中森康之さんが、芭蕉の本質を追究する論文を立て続けに2本発表した。
「『おくのほそ道』の本質」(『本質学研究』第18号、本質学研究会、2026年2月)と、「芭蕉が求めたるところー西行、空海、宇宙の真理」(『国語と国文学』、2026年5月号)である。ともに、近世文学研究の論文としては、とてつもなくスケールの大きい哲学的な論文である。もともと中森さんの志向は、哲学にあるのだろう。学会の主潮に流されず、巻き込まれず、自分の追究してきたいものを追究してきた。ただし学会もそれを排除しなかった、その懐の深さについても付け加えることを忘れてはいない。「本質学研究」では、文字通り『おくのほそ道』の本質を解明しようとする。去来が、奥の細道の旅で、蕉門の俳諧は一変した、といっているが、それは一体なにか?これまでの研究では、「文学としての作風」の革新と捉えていた。中森さんが提起しているのは、「そんなちっちゃい話じゃない!もっと深く、広く、根源的な話なんだ」ってことだ。堀信夫と竹下数馬だけがそれに気づいていたという。芭蕉俳諧の革新を理解した支考は、奥の細道のあと、芭蕉の確立した新しい表現原理を「芭蕉流」と名付ける。それは@まず心を理想的忘我状態に置く、A外界からの刺激に反応して意識が動く、Bその意識を言い留める(言葉の到来を待つ)というものである。その表現原理の確立には、荘子の影響がある。そこを丁寧に「論証」していく。「奥の細道」の「奥」とは、時空を超えた不可視・不可知な〈どこか〉であるという、寺島恒世の歌語としての「奥」の考察を援用しつつ、このように結論づける。「宇宙の真理、その地の記憶、古人の魂が、時空を超えた自己の根源的記憶として溶け合っている領域(まこと)へと至る細き一筋の道が、「おくのほそ道」という「俳諧の道」なのである」と。本質論になると、それはどうしても宗教的になる。私は最近、ハルオ・シラネ氏に「歌枕」についてインタビューをしたことがあり(まもなく刊行される『日本文学』5月号に掲載予定)、シラネ氏は、歌枕と古人の霊との繋がりを重視される発言をされていた。歌枕探訪とは古人の霊をたずねる旅なのだと。中森氏の説も、それと繋がると思ったのである。なお、『本質学研究』はWEB公開されていて、こちらから読めるので、興味のある方は是非、中森さんの論理の跡をたどっていただきたい。
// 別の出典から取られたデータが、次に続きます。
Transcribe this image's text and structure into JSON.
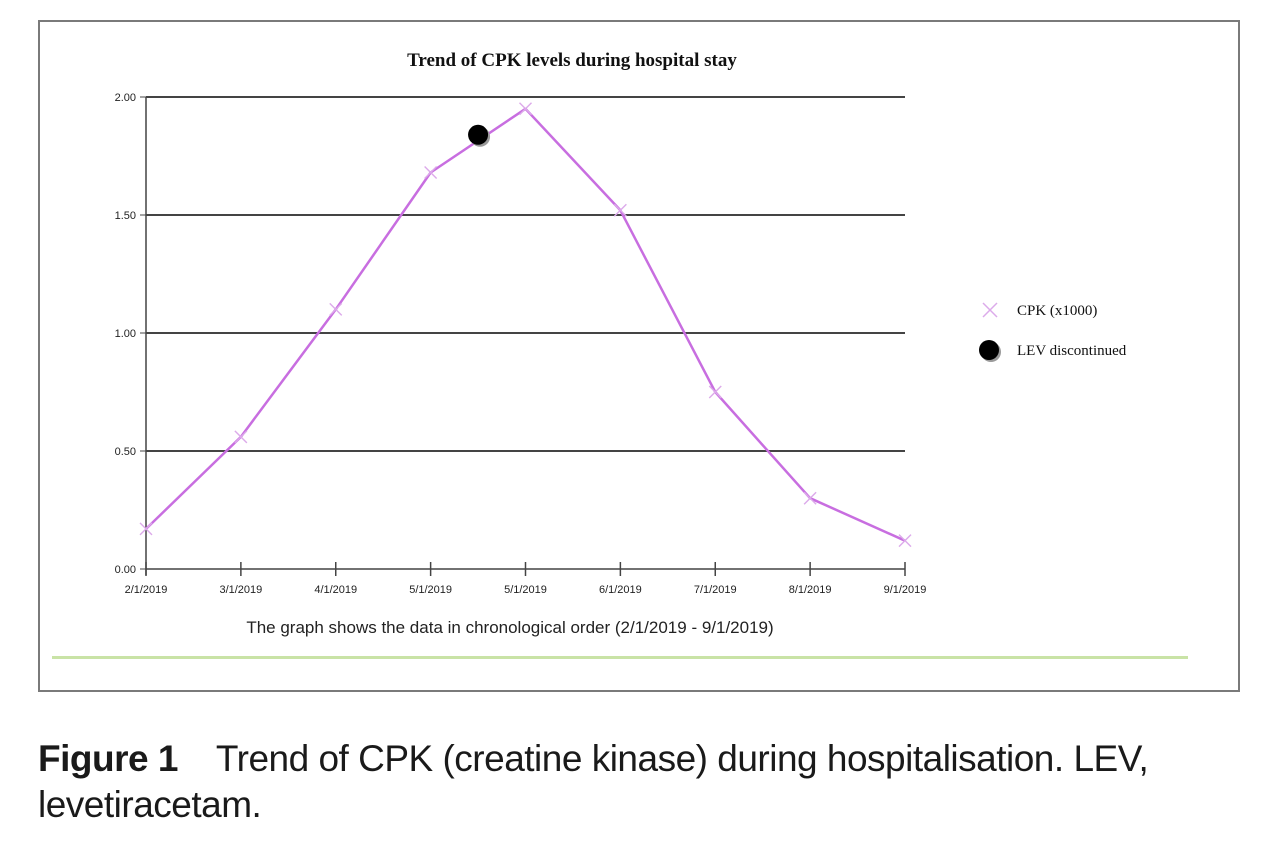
{
  "chart_data": {
    "type": "line",
    "title": "Trend of CPK levels during hospital stay",
    "subtitle": "The graph shows the data in chronological order (2/1/2019 - 9/1/2019)",
    "x_tick_labels": [
      "2/1/2019",
      "3/1/2019",
      "4/1/2019",
      "5/1/2019",
      "5/1/2019",
      "6/1/2019",
      "7/1/2019",
      "8/1/2019",
      "9/1/2019"
    ],
    "y_tick_labels": [
      "0.00",
      "0.50",
      "1.00",
      "1.50",
      "2.00"
    ],
    "ylim": [
      0,
      2.0
    ],
    "grid": true,
    "legend_position": "right",
    "series": [
      {
        "name": "CPK (x1000)",
        "color": "#c86ee0",
        "marker": "x",
        "values": [
          0.17,
          0.56,
          1.1,
          1.68,
          1.95,
          1.52,
          0.75,
          0.3,
          0.12
        ]
      }
    ],
    "annotation": {
      "name": "LEV discontinued",
      "marker": "filled-circle",
      "color": "#000000",
      "x_index": 3.5,
      "value": 1.84
    }
  },
  "caption": {
    "label": "Figure 1",
    "text": "Trend of CPK (creatine kinase) during hospitalisation. LEV, levetiracetam."
  }
}
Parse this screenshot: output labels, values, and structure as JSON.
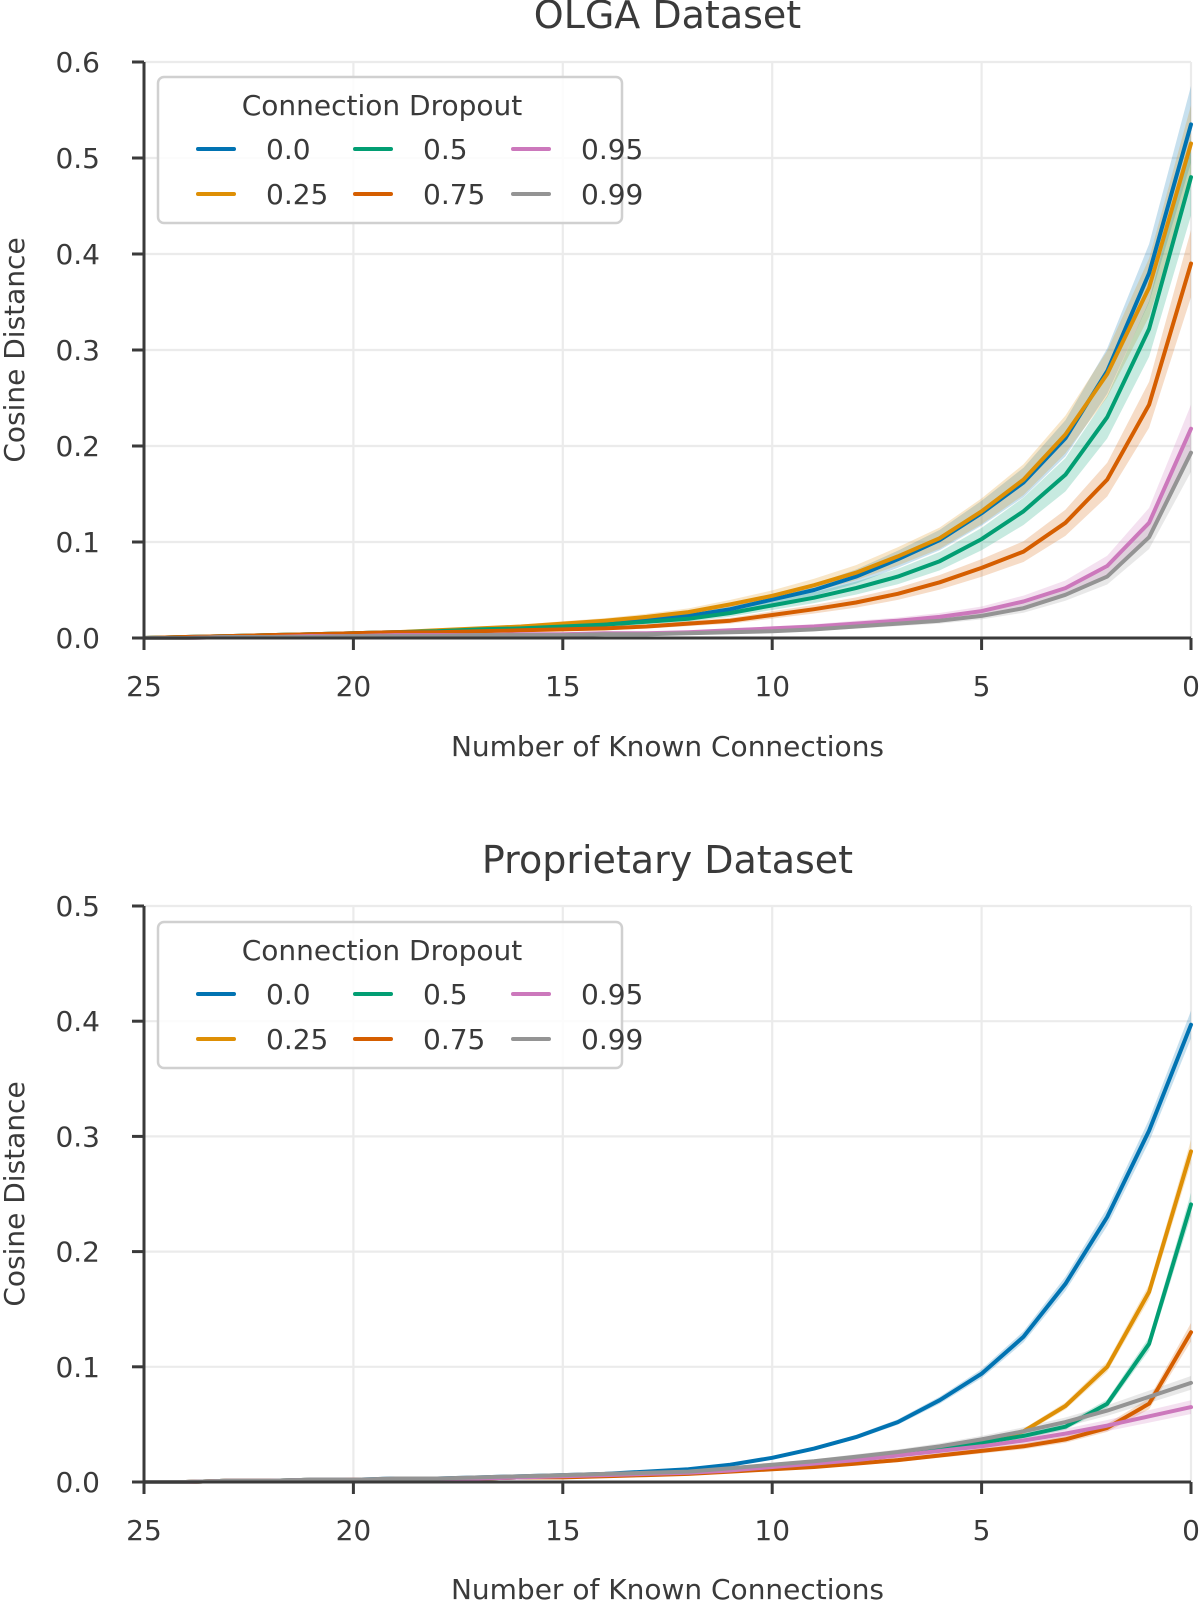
{
  "chart_data": [
    {
      "type": "line",
      "title": "OLGA Dataset",
      "xlabel": "Number of Known Connections",
      "ylabel": "Cosine Distance",
      "xlim": [
        25,
        0
      ],
      "ylim": [
        0,
        0.6
      ],
      "xticks": [
        25,
        20,
        15,
        10,
        5,
        0
      ],
      "yticks": [
        "0.0",
        "0.1",
        "0.2",
        "0.3",
        "0.4",
        "0.5",
        "0.6"
      ],
      "grid": true,
      "legend": {
        "title": "Connection Dropout",
        "placement": "top-left",
        "columns": 3
      },
      "x": [
        25,
        24,
        23,
        22,
        21,
        20,
        19,
        18,
        17,
        16,
        15,
        14,
        13,
        12,
        11,
        10,
        9,
        8,
        7,
        6,
        5,
        4,
        3,
        2,
        1,
        0
      ],
      "series": [
        {
          "name": "0.0",
          "color": "#0173b2",
          "band": 0.04,
          "values": [
            0.0,
            0.001,
            0.002,
            0.003,
            0.004,
            0.005,
            0.006,
            0.007,
            0.009,
            0.011,
            0.013,
            0.016,
            0.019,
            0.023,
            0.03,
            0.04,
            0.05,
            0.064,
            0.082,
            0.102,
            0.13,
            0.162,
            0.208,
            0.278,
            0.38,
            0.535
          ]
        },
        {
          "name": "0.25",
          "color": "#de8f05",
          "band": 0.04,
          "values": [
            0.0,
            0.001,
            0.002,
            0.003,
            0.004,
            0.005,
            0.006,
            0.008,
            0.01,
            0.012,
            0.015,
            0.018,
            0.022,
            0.027,
            0.035,
            0.044,
            0.055,
            0.068,
            0.085,
            0.104,
            0.132,
            0.165,
            0.212,
            0.275,
            0.365,
            0.515
          ]
        },
        {
          "name": "0.5",
          "color": "#029e73",
          "band": 0.04,
          "values": [
            0.0,
            0.001,
            0.002,
            0.003,
            0.004,
            0.005,
            0.006,
            0.007,
            0.009,
            0.01,
            0.012,
            0.014,
            0.017,
            0.02,
            0.026,
            0.034,
            0.042,
            0.052,
            0.064,
            0.08,
            0.103,
            0.132,
            0.17,
            0.23,
            0.322,
            0.48
          ]
        },
        {
          "name": "0.75",
          "color": "#d55e00",
          "band": 0.035,
          "values": [
            0.0,
            0.001,
            0.002,
            0.003,
            0.004,
            0.005,
            0.006,
            0.006,
            0.007,
            0.008,
            0.009,
            0.01,
            0.012,
            0.015,
            0.018,
            0.024,
            0.03,
            0.037,
            0.046,
            0.058,
            0.073,
            0.09,
            0.12,
            0.165,
            0.243,
            0.39
          ]
        },
        {
          "name": "0.95",
          "color": "#cc78bc",
          "band": 0.025,
          "values": [
            0.0,
            0.0,
            0.001,
            0.001,
            0.002,
            0.002,
            0.003,
            0.003,
            0.003,
            0.004,
            0.004,
            0.005,
            0.005,
            0.006,
            0.008,
            0.01,
            0.012,
            0.015,
            0.018,
            0.022,
            0.028,
            0.038,
            0.052,
            0.075,
            0.12,
            0.218
          ]
        },
        {
          "name": "0.99",
          "color": "#949494",
          "band": 0.02,
          "values": [
            0.0,
            0.0,
            0.001,
            0.001,
            0.001,
            0.002,
            0.002,
            0.002,
            0.003,
            0.003,
            0.003,
            0.004,
            0.004,
            0.005,
            0.006,
            0.007,
            0.009,
            0.012,
            0.015,
            0.018,
            0.023,
            0.031,
            0.045,
            0.064,
            0.105,
            0.193
          ]
        }
      ]
    },
    {
      "type": "line",
      "title": "Proprietary Dataset",
      "xlabel": "Number of Known Connections",
      "ylabel": "Cosine Distance",
      "xlim": [
        25,
        0
      ],
      "ylim": [
        0,
        0.5
      ],
      "xticks": [
        25,
        20,
        15,
        10,
        5,
        0
      ],
      "yticks": [
        "0.0",
        "0.1",
        "0.2",
        "0.3",
        "0.4",
        "0.5"
      ],
      "grid": true,
      "legend": {
        "title": "Connection Dropout",
        "placement": "top-left",
        "columns": 3
      },
      "x": [
        25,
        24,
        23,
        22,
        21,
        20,
        19,
        18,
        17,
        16,
        15,
        14,
        13,
        12,
        11,
        10,
        9,
        8,
        7,
        6,
        5,
        4,
        3,
        2,
        1,
        0
      ],
      "series": [
        {
          "name": "0.0",
          "color": "#0173b2",
          "band": 0.012,
          "values": [
            0.0,
            0.0,
            0.001,
            0.001,
            0.002,
            0.002,
            0.003,
            0.003,
            0.004,
            0.005,
            0.006,
            0.007,
            0.009,
            0.011,
            0.015,
            0.021,
            0.029,
            0.039,
            0.052,
            0.071,
            0.094,
            0.126,
            0.172,
            0.23,
            0.305,
            0.397
          ]
        },
        {
          "name": "0.25",
          "color": "#de8f05",
          "band": 0.01,
          "values": [
            0.0,
            0.0,
            0.001,
            0.001,
            0.002,
            0.002,
            0.002,
            0.003,
            0.003,
            0.004,
            0.005,
            0.006,
            0.007,
            0.008,
            0.01,
            0.013,
            0.016,
            0.02,
            0.024,
            0.029,
            0.034,
            0.044,
            0.066,
            0.1,
            0.165,
            0.287
          ]
        },
        {
          "name": "0.5",
          "color": "#029e73",
          "band": 0.01,
          "values": [
            0.0,
            0.0,
            0.001,
            0.001,
            0.002,
            0.002,
            0.002,
            0.003,
            0.003,
            0.004,
            0.005,
            0.006,
            0.007,
            0.008,
            0.01,
            0.013,
            0.016,
            0.02,
            0.024,
            0.029,
            0.034,
            0.04,
            0.048,
            0.068,
            0.12,
            0.241
          ]
        },
        {
          "name": "0.75",
          "color": "#d55e00",
          "band": 0.008,
          "values": [
            0.0,
            0.0,
            0.001,
            0.001,
            0.001,
            0.002,
            0.002,
            0.002,
            0.003,
            0.004,
            0.004,
            0.005,
            0.006,
            0.007,
            0.009,
            0.011,
            0.013,
            0.016,
            0.019,
            0.023,
            0.027,
            0.031,
            0.037,
            0.047,
            0.068,
            0.13
          ]
        },
        {
          "name": "0.95",
          "color": "#cc78bc",
          "band": 0.006,
          "values": [
            0.0,
            0.0,
            0.001,
            0.001,
            0.002,
            0.002,
            0.002,
            0.003,
            0.003,
            0.004,
            0.005,
            0.006,
            0.007,
            0.008,
            0.01,
            0.013,
            0.016,
            0.019,
            0.023,
            0.027,
            0.031,
            0.036,
            0.042,
            0.049,
            0.057,
            0.065
          ]
        },
        {
          "name": "0.99",
          "color": "#949494",
          "band": 0.006,
          "values": [
            0.0,
            0.0,
            0.001,
            0.001,
            0.002,
            0.002,
            0.003,
            0.003,
            0.004,
            0.005,
            0.006,
            0.007,
            0.008,
            0.009,
            0.012,
            0.015,
            0.018,
            0.022,
            0.026,
            0.031,
            0.037,
            0.044,
            0.052,
            0.062,
            0.074,
            0.086
          ]
        }
      ]
    }
  ]
}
『国語と国文学』は、上記を補完するものであるが、問題意識としては、「許六離別の詞」にある、有名な「古人の跡をもとめず、古人の求たる所をもとめよ」と空海の言葉を引いてなされる主張について、「芭蕉が求めたるところ」は何なのかというものである。ここでは、山折哲雄・宇都木言行の説が援用されている。そして空海の存在。西行において空海の存在が重要であったこと、芭蕉は〈西行の空海体験〉を自身西行をモデルに追体験しようとしているということらしい(私の解釈は浅薄で間違っているかもしれないが)。死と再生をくりかえす旅、それが「おくのほそ道」の旅なのだ。
この崇高で宗教的ともいえる『おくのほそ道』論に、多くの異論があってしかるべきだと思う。私としては俳諧研究者が、この中森論をスルーせずに、議論してもらいたいと思う。ただ、この論、というよりも中森さんの俳諧の論は、「哲学的な文学研究」というよりも、「文学研究のスキルを身につけた哲学研究」といった方が相応しいので、文学研究の手法で論戦するのは難しいのかもしれない。いっぽうで現今の「文学研究」は、何らかの意味で、「文学研究」の枠を超えようとする動きが活発でもある。中森さんは自身の挑戦を、芭蕉に見たのかもしれない。ここに紹介した中森さんの論文は、哲学研究であり、生き方の論でもあるからである。